Completely random measures (CRMs) provide a broad class of priors, arguably, the most popular, for Bayesian nonparametric (BNP) analysis of trait allocations. As a peculiar property, CRM priors lead to predictive distributions that share the following common structure: for fixed prior's parameters, a new data point exhibits a Poisson (random) number of ``new'' traits, i.e., not appearing in the sample, which depends on the sampling information only through the sample size. While the Poisson posterior distribution is appealing for analytical tractability and ease of interpretation, its independence from the sampling information is a critical drawback, as it makes the posterior distribution of ``new'' traits completely determined by the estimation of the unknown prior's parameters. In this paper, we introduce the class of transform-scaled process (T-SP) priors as a tool to enrich the posterior distribution of ``new'' traits arising from CRM priors, while maintaining the same analytical tractability and ease of interpretation. In particular, we present a framework for posterior analysis of trait allocations under T-SP priors, showing that Stable T-SP priors, i.e., T-SP priors built from Stable CRMs, lead to predictive distributions such that, for fixed prior's parameters, a new data point displays a negative-Binomial (random) number of ``new'' traits, which depends on the sampling information through the number of distinct traits and the sample size. Then, by relying on a hierarchical version of T-SP priors, we extend our analysis to the more general setting of trait allocations with multiple groups of data or subpopulations. The empirical effectiveness of our methods is demonstrated through numerical experiments and applications to real data.

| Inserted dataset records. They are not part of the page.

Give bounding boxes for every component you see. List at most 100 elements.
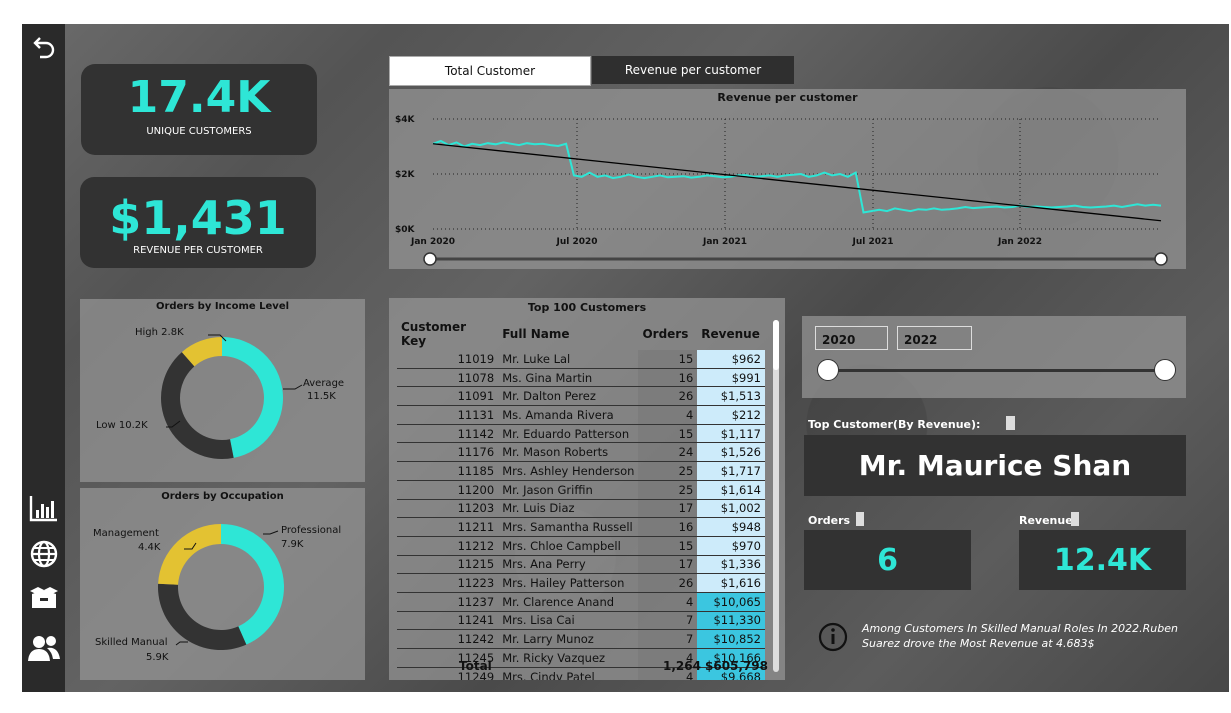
table-row[interactable]: 11131 Ms. Amanda Rivera 4 $212 <box>397 405 765 425</box>
cell-revenue: $948 <box>697 517 765 537</box>
income-low-label: Low 10.2K <box>96 420 148 431</box>
year-slider-track[interactable] <box>828 369 1166 372</box>
table-row[interactable]: 11200 Mr. Jason Griffin 25 $1,614 <box>397 480 765 500</box>
cell-full-name: Mr. Dalton Perez <box>498 386 639 407</box>
y-tick-2k: $2K <box>395 170 416 180</box>
table-row[interactable]: 11185 Mrs. Ashley Henderson 25 $1,717 <box>397 461 765 481</box>
table-row[interactable]: 11242 Mr. Larry Munoz 7 $10,852 <box>397 629 765 649</box>
year-slider-start-handle[interactable] <box>817 359 839 381</box>
income-slice-low[interactable] <box>161 352 234 459</box>
year-end-input[interactable]: 2022 <box>897 326 972 350</box>
income-slice-average[interactable] <box>222 337 283 458</box>
col-revenue[interactable]: Revenue <box>701 327 760 341</box>
cell-revenue: $10,166 <box>697 648 765 668</box>
occupation-slice-management[interactable] <box>158 524 221 585</box>
table-row[interactable]: 11176 Mr. Mason Roberts 24 $1,526 <box>397 442 765 463</box>
cell-full-name: Mrs. Lisa Cai <box>498 611 639 631</box>
cell-full-name: Mr. Eduardo Patterson <box>498 424 639 444</box>
occupation-slice-skilled-manual[interactable] <box>158 583 247 650</box>
x-tick-jul-2020: Jul 2020 <box>555 237 597 247</box>
insight-text: Among Customers In Skilled Manual Roles … <box>862 622 1178 650</box>
occupation-professional-name: Professional <box>281 525 342 536</box>
total-revenue: $605,798 <box>705 659 769 673</box>
table-row[interactable]: 11241 Mrs. Lisa Cai 7 $11,330 <box>397 611 765 631</box>
tab-total-customer[interactable]: Total Customer <box>389 56 591 86</box>
col-customer-key[interactable]: Customer Key <box>401 320 467 348</box>
table-row[interactable]: 11211 Mrs. Samantha Russell 16 $948 <box>397 517 765 537</box>
table-row[interactable]: 11142 Mr. Eduardo Patterson 15 $1,117 <box>397 424 765 444</box>
revenue-line-chart-panel: Revenue per customer $4K $2K $0K Jan 202… <box>389 89 1186 269</box>
tab-revenue-per-customer[interactable]: Revenue per customer <box>592 56 794 84</box>
cell-customer-key: 11245 <box>397 648 499 668</box>
col-orders[interactable]: Orders <box>642 327 689 341</box>
back-arrow-icon[interactable] <box>22 34 65 65</box>
x-tick-jul-2021: Jul 2021 <box>851 237 893 247</box>
orders-focus-indicator[interactable] <box>856 512 864 526</box>
table-row[interactable]: 11249 Mrs. Cindy Patel 4 $9,668 <box>397 667 765 680</box>
cell-revenue: $970 <box>697 536 765 556</box>
cell-orders: 15 <box>638 350 698 369</box>
cell-orders: 17 <box>638 555 698 575</box>
top-customer-name: Mr. Maurice Shan <box>804 435 1186 496</box>
cell-full-name: Mr. Jason Griffin <box>498 480 639 500</box>
revenue-focus-indicator[interactable] <box>1071 512 1079 526</box>
occupation-skilled-name: Skilled Manual <box>95 637 168 648</box>
info-icon[interactable] <box>818 622 848 652</box>
date-slider-start-handle[interactable] <box>423 252 437 266</box>
income-low-leader <box>166 420 181 428</box>
cell-revenue: $962 <box>697 350 765 369</box>
cell-orders: 17 <box>638 499 698 519</box>
bar-chart-icon[interactable] <box>22 494 65 527</box>
cell-revenue: $1,717 <box>697 461 765 481</box>
table-row[interactable]: 11215 Mrs. Ana Perry 17 $1,336 <box>397 555 765 575</box>
cell-revenue: $212 <box>697 405 765 425</box>
table-title: Top 100 Customers <box>527 301 647 314</box>
table-row[interactable]: 11078 Ms. Gina Martin 16 $991 <box>397 368 765 388</box>
x-tick-jan-2022: Jan 2022 <box>997 237 1042 247</box>
year-slicer-panel: 2020 2022 <box>802 316 1186 398</box>
col-full-name[interactable]: Full Name <box>502 327 570 341</box>
date-slider-end-handle[interactable] <box>1154 252 1168 266</box>
cell-revenue: $1,117 <box>697 424 765 444</box>
revenue-per-customer-label: REVENUE PER CUSTOMER <box>133 245 263 256</box>
table-row[interactable]: 11091 Mr. Dalton Perez 26 $1,513 <box>397 386 765 407</box>
occupation-professional-value: 7.9K <box>281 539 304 550</box>
cell-revenue: $1,614 <box>697 480 765 500</box>
cell-orders: 25 <box>638 461 698 481</box>
income-slice-high[interactable] <box>181 337 222 367</box>
revenue-per-customer-card: $1,431 REVENUE PER CUSTOMER <box>80 177 316 268</box>
cell-revenue: $11,330 <box>697 611 765 631</box>
table-row[interactable]: 11203 Mr. Luis Diaz 17 $1,002 <box>397 499 765 519</box>
table-scrollbar[interactable] <box>773 320 779 672</box>
occupation-slice-professional[interactable] <box>221 524 284 645</box>
table-row[interactable]: 11019 Mr. Luke Lal 15 $962 <box>397 350 765 369</box>
income-high-leader <box>208 334 227 342</box>
year-start-input[interactable]: 2020 <box>815 326 888 350</box>
cell-orders: 4 <box>638 405 698 425</box>
cell-full-name: Mr. Mason Roberts <box>498 442 639 463</box>
globe-icon[interactable] <box>22 539 65 574</box>
cell-customer-key: 11131 <box>397 405 499 425</box>
cell-customer-key: 11019 <box>397 350 499 369</box>
top-customer-focus-indicator[interactable] <box>1006 416 1015 430</box>
income-donut-title: Orders by Income Level <box>155 301 290 312</box>
cell-revenue: $1,336 <box>697 555 765 575</box>
table-row[interactable]: 11245 Mr. Ricky Vazquez 4 $10,166 <box>397 648 765 668</box>
orders-value: 6 <box>804 530 971 590</box>
cell-full-name: Mrs. Hailey Patterson <box>498 573 639 593</box>
cell-customer-key: 11242 <box>397 629 499 649</box>
revenue-per-customer-value: $1,431 <box>109 191 287 245</box>
cell-full-name: Mrs. Chloe Campbell <box>498 536 639 556</box>
table-scrollbar-thumb[interactable] <box>773 320 779 370</box>
table-row[interactable]: 11212 Mrs. Chloe Campbell 15 $970 <box>397 536 765 556</box>
report-canvas: 17.4K UNIQUE CUSTOMERS $1,431 REVENUE PE… <box>22 24 1229 692</box>
line-chart-title: Revenue per customer <box>717 91 858 104</box>
year-slider-end-handle[interactable] <box>1154 359 1176 381</box>
cell-customer-key: 11091 <box>397 386 499 407</box>
table-row[interactable]: 11223 Mrs. Hailey Patterson 26 $1,616 <box>397 573 765 593</box>
table-row[interactable]: 11237 Mr. Clarence Anand 4 $10,065 <box>397 592 765 612</box>
users-icon[interactable] <box>22 634 65 667</box>
income-donut-svg <box>161 334 303 459</box>
revenue-series-line[interactable] <box>432 139 1162 214</box>
box-icon[interactable] <box>22 584 65 617</box>
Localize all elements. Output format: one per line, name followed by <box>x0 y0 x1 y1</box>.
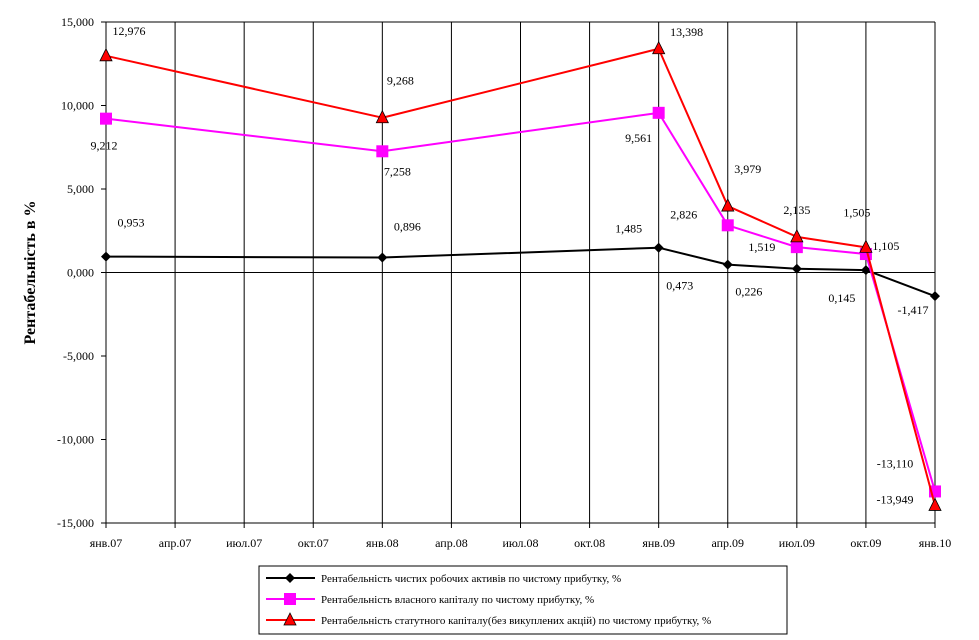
square-marker <box>721 219 734 232</box>
y-tick-labels: 15,000 10,000 5,000 0,000 -5,000 -10,000 -15,0… <box>57 15 94 530</box>
data-label: -13,110 <box>877 456 914 470</box>
x-tick-label: июл.09 <box>779 536 815 550</box>
triangle-marker <box>790 228 804 243</box>
legend-label-3: Рентабельність статутного капіталу(без в… <box>321 615 711 627</box>
x-tick-label: окт.08 <box>574 536 605 550</box>
data-label: 2,826 <box>670 207 697 221</box>
diamond-marker <box>101 251 111 262</box>
series-group <box>99 40 942 511</box>
data-label: 1,485 <box>615 222 642 236</box>
data-label: 0,473 <box>666 279 693 293</box>
data-label: 1,505 <box>843 205 870 219</box>
x-tick-label: окт.09 <box>850 536 881 550</box>
data-label: 9,268 <box>387 74 414 88</box>
x-tick-label: янв.07 <box>90 536 123 550</box>
y-tick-label: 0,000 <box>67 266 94 280</box>
x-tick-label: окт.07 <box>298 536 329 550</box>
x-tick-label: апр.07 <box>159 536 192 550</box>
data-label: 0,953 <box>118 216 145 230</box>
data-label: -13,949 <box>877 492 914 506</box>
y-axis-label: Рентабельність в % <box>22 201 39 345</box>
data-label: 12,976 <box>113 24 146 38</box>
square-marker <box>376 145 389 158</box>
triangle-marker <box>859 239 873 253</box>
diamond-marker <box>653 242 664 253</box>
diamond-marker <box>791 263 802 274</box>
axes <box>101 21 936 528</box>
diamond-marker <box>377 252 388 263</box>
y-tick-label: -5,000 <box>63 349 94 363</box>
square-marker <box>100 112 112 125</box>
triangle-marker <box>283 612 297 626</box>
data-label: 9,561 <box>625 131 652 145</box>
data-label: 0,145 <box>828 291 855 305</box>
x-tick-label: июл.08 <box>502 536 538 550</box>
data-label: 13,398 <box>670 25 703 39</box>
x-tick-label: апр.09 <box>711 536 744 550</box>
y-tick-label: 10,000 <box>61 99 94 113</box>
diamond-marker <box>860 265 871 276</box>
diamond-marker <box>285 573 295 583</box>
data-label: 3,979 <box>734 162 761 176</box>
triangle-marker <box>375 109 389 124</box>
square-marker <box>284 593 296 605</box>
triangle-marker <box>652 40 666 55</box>
y-tick-label: -10,000 <box>57 433 94 447</box>
y-tick-label: 5,000 <box>67 182 94 196</box>
diamond-marker <box>722 259 733 270</box>
x-tick-label: янв.10 <box>919 536 952 550</box>
data-label: 1,519 <box>748 240 775 254</box>
triangle-marker <box>721 198 735 212</box>
x-tick-labels: янв.07 апр.07 июл.07 окт.07 янв.08 апр.08 июл.… <box>90 536 952 550</box>
data-label: 7,258 <box>384 164 411 178</box>
y-tick-label: 15,000 <box>61 15 94 29</box>
legend: Рентабельність чистих робочих активів по… <box>258 565 788 635</box>
y-tick-label: -15,000 <box>57 516 94 530</box>
data-label: 0,896 <box>394 220 421 234</box>
data-labels: 0,953 0,896 1,485 0,473 0,226 0,145 -1,417 9,21… <box>91 24 929 507</box>
legend-label-1: Рентабельність чистих робочих активів по… <box>321 573 621 585</box>
diamond-marker <box>930 291 940 302</box>
data-label: 2,135 <box>783 203 810 217</box>
data-label: 9,212 <box>91 139 118 153</box>
x-tick-label: апр.08 <box>435 536 468 550</box>
data-label: 1,105 <box>872 239 899 253</box>
legend-box <box>258 565 788 635</box>
data-label: -1,417 <box>898 303 929 317</box>
legend-label-2: Рентабельність власного капіталу по чист… <box>321 594 594 606</box>
triangle-marker <box>928 497 942 511</box>
x-tick-label: янв.08 <box>366 536 399 550</box>
square-marker <box>790 241 803 254</box>
x-tick-label: янв.09 <box>642 536 675 550</box>
x-tick-label: июл.07 <box>226 536 262 550</box>
triangle-marker <box>99 47 113 62</box>
data-label: 0,226 <box>735 285 762 299</box>
square-marker <box>652 106 665 119</box>
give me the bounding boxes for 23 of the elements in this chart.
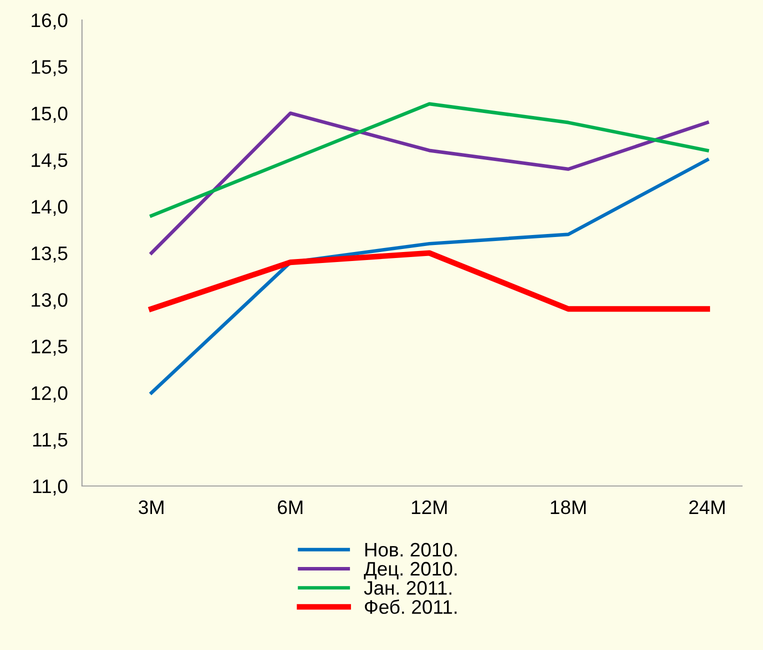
x-tick-label: 6M (278, 500, 302, 514)
line-series (150, 158, 709, 395)
line-series (150, 111, 709, 255)
y-tick-label: 16,0 (32, 13, 68, 30)
y-tick-label: 15,0 (32, 106, 68, 123)
x-tick-label: 18M (550, 500, 586, 514)
legend-label: Феб. 2011. (364, 599, 457, 614)
legend-label: Јан. 2011. (364, 581, 452, 595)
legend-label: Нов. 2010. (365, 542, 457, 557)
y-tick-label: 14,0 (32, 200, 68, 216)
x-tick-label: 3M (138, 500, 164, 514)
y-tick-label: 12,5 (32, 340, 68, 356)
y-tick-label: 11,0 (33, 479, 68, 496)
y-tick-label: 13,0 (32, 293, 68, 310)
y-tick-label: 11,5 (33, 433, 68, 449)
y-tick-label: 12,0 (32, 386, 68, 402)
x-tick-label: 24M (689, 500, 725, 514)
y-tick-label: 15,5 (32, 60, 68, 76)
y-tick-label: 14,5 (32, 153, 68, 170)
y-tick-label: 13,5 (32, 246, 68, 263)
line-series (150, 102, 709, 218)
legend-label: Дец. 2010. (364, 562, 457, 580)
x-tick-label: 12M (412, 500, 447, 514)
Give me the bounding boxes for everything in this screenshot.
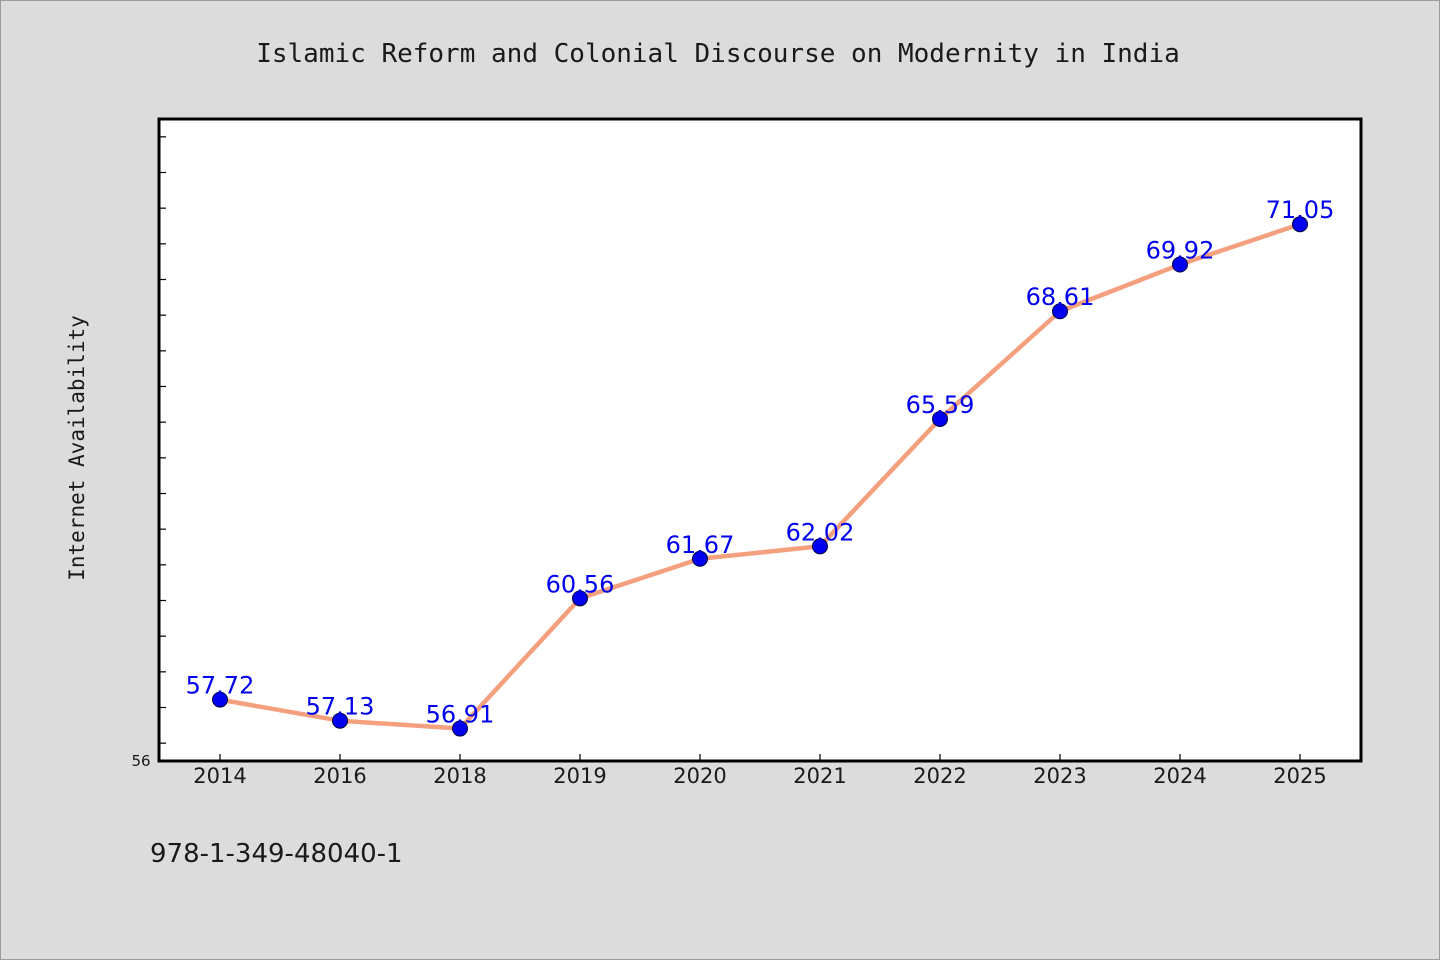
data-point-2020 (692, 550, 708, 567)
data-label-2016: 57.13 (306, 693, 375, 721)
data-point-2022 (932, 410, 948, 427)
x-tick-label: 2014 (193, 764, 246, 788)
x-tick-label: 2024 (1153, 764, 1206, 788)
data-point-2019 (572, 590, 588, 607)
data-point-2016 (332, 712, 348, 729)
data-label-2021: 62.02 (786, 518, 855, 546)
y-axis-ticks (159, 136, 166, 744)
data-label-2018: 56.91 (426, 701, 495, 729)
x-tick-label: 2025 (1273, 764, 1326, 788)
data-label-2025: 71.05 (1266, 196, 1335, 224)
data-markers (212, 216, 1308, 737)
data-point-2025 (1292, 216, 1308, 233)
data-label-2023: 68.61 (1026, 283, 1095, 311)
data-point-2024 (1172, 256, 1188, 273)
data-label-2024: 69.92 (1146, 237, 1215, 265)
x-tick-label: 2020 (673, 764, 726, 788)
data-label-2022: 65.59 (906, 391, 975, 419)
data-point-2014 (212, 691, 228, 708)
x-tick-label: 2021 (793, 764, 846, 788)
y-tick-label-min: 56 (131, 752, 150, 770)
x-tick-label: 2018 (433, 764, 486, 788)
data-point-2023 (1052, 303, 1068, 320)
data-label-2020: 61.67 (666, 531, 735, 559)
x-tick-label: 2019 (553, 764, 606, 788)
data-labels: 57.72 57.13 56.91 60.56 61.67 62.02 65.59 68.61… (186, 196, 1335, 728)
data-label-2014: 57.72 (186, 672, 255, 700)
x-tick-label: 2022 (913, 764, 966, 788)
data-label-2019: 60.56 (546, 570, 615, 598)
footer-isbn: 978-1-349-48040-1 (150, 839, 403, 869)
chart-title: Islamic Reform and Colonial Discourse on… (256, 39, 1180, 69)
plot-area (157, 117, 1363, 763)
x-tick-label: 2023 (1033, 764, 1086, 788)
series-line (217, 221, 1303, 731)
x-tick-label: 2016 (313, 764, 366, 788)
y-axis-label: Internet Availability (65, 315, 89, 581)
data-point-2021 (812, 538, 828, 555)
x-axis-tick-labels: 2014 2016 2018 2019 2020 2021 2022 2023 2024 2025 (193, 754, 1327, 788)
data-point-2018 (452, 720, 468, 737)
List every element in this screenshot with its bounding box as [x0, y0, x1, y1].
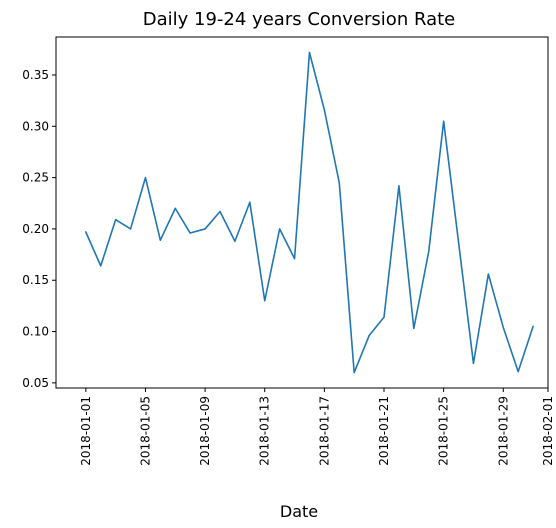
- y-tick-label: 0.25: [22, 171, 49, 185]
- x-tick-label: 2018-01-09: [198, 396, 212, 466]
- chart-title: Daily 19-24 years Conversion Rate: [143, 9, 455, 30]
- x-tick-label: 2018-01-05: [138, 396, 152, 466]
- x-tick-label: 2018-01-21: [377, 396, 391, 466]
- x-tick-label: 2018-01-17: [317, 396, 331, 466]
- y-tick-label: 0.35: [22, 68, 49, 82]
- y-tick-label: 0.30: [22, 119, 49, 133]
- x-tick-label: 2018-01-25: [437, 396, 451, 466]
- x-tick-label: 2018-02-01: [541, 396, 555, 466]
- y-tick-label: 0.15: [22, 273, 49, 287]
- x-axis-label: Date: [280, 502, 318, 521]
- series-line-0: [85, 51, 534, 374]
- y-tick-label: 0.20: [22, 222, 49, 236]
- x-tick-label: 2018-01-29: [496, 396, 510, 466]
- y-tick-label: 0.05: [22, 376, 49, 390]
- x-tick-label: 2018-01-01: [79, 396, 93, 466]
- plot-area: 0.05 0.10 0.15 0.20 0.25 0.30 0.35 2018-01-01 20…: [22, 36, 555, 466]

翻译：完全随机测度（CRMs）为贝叶斯非参数（BNP）特质分配分析提供了广泛且最常使用的先验类。作为其独特性质，CRM先验导致预测分布具有如下共同结构：在固定先验参数下，新数据点呈现泊松（随机）数量的“新”特质（即未在样本中出现），该数量仅通过样本大小依赖于抽样信息。尽管泊松后验分布在分析可处理性和解释简便性上具有吸引力，但其与抽样信息的独立性是关键的缺陷——这使得“新”特质的后验分布完全由未知先验参数的估计决定。本文引入变换缩放过程（T-SP）先验类，作为丰富CRM先验中“新”特质后验分布的工具，同时保持相同的分析可处理性和解释简便性。具体而言，我们提出了T-SP先验下特质分配的后验分析框架，表明稳定T-SP先验（即基于稳定CRM构建的T-SP先验）会导致如下预测分布：在固定先验参数下，新数据点呈现负二项（随机）数量的“新”特质，该数量通过独特特质数量和样本大小依赖于抽样信息。随后，通过利用T-SP先验的层次化版本，我们将分析扩展到包含多组数据或子群体的更一般的特质分配场景。通过数值实验和真实数据应用验证了我们方法的实证有效性。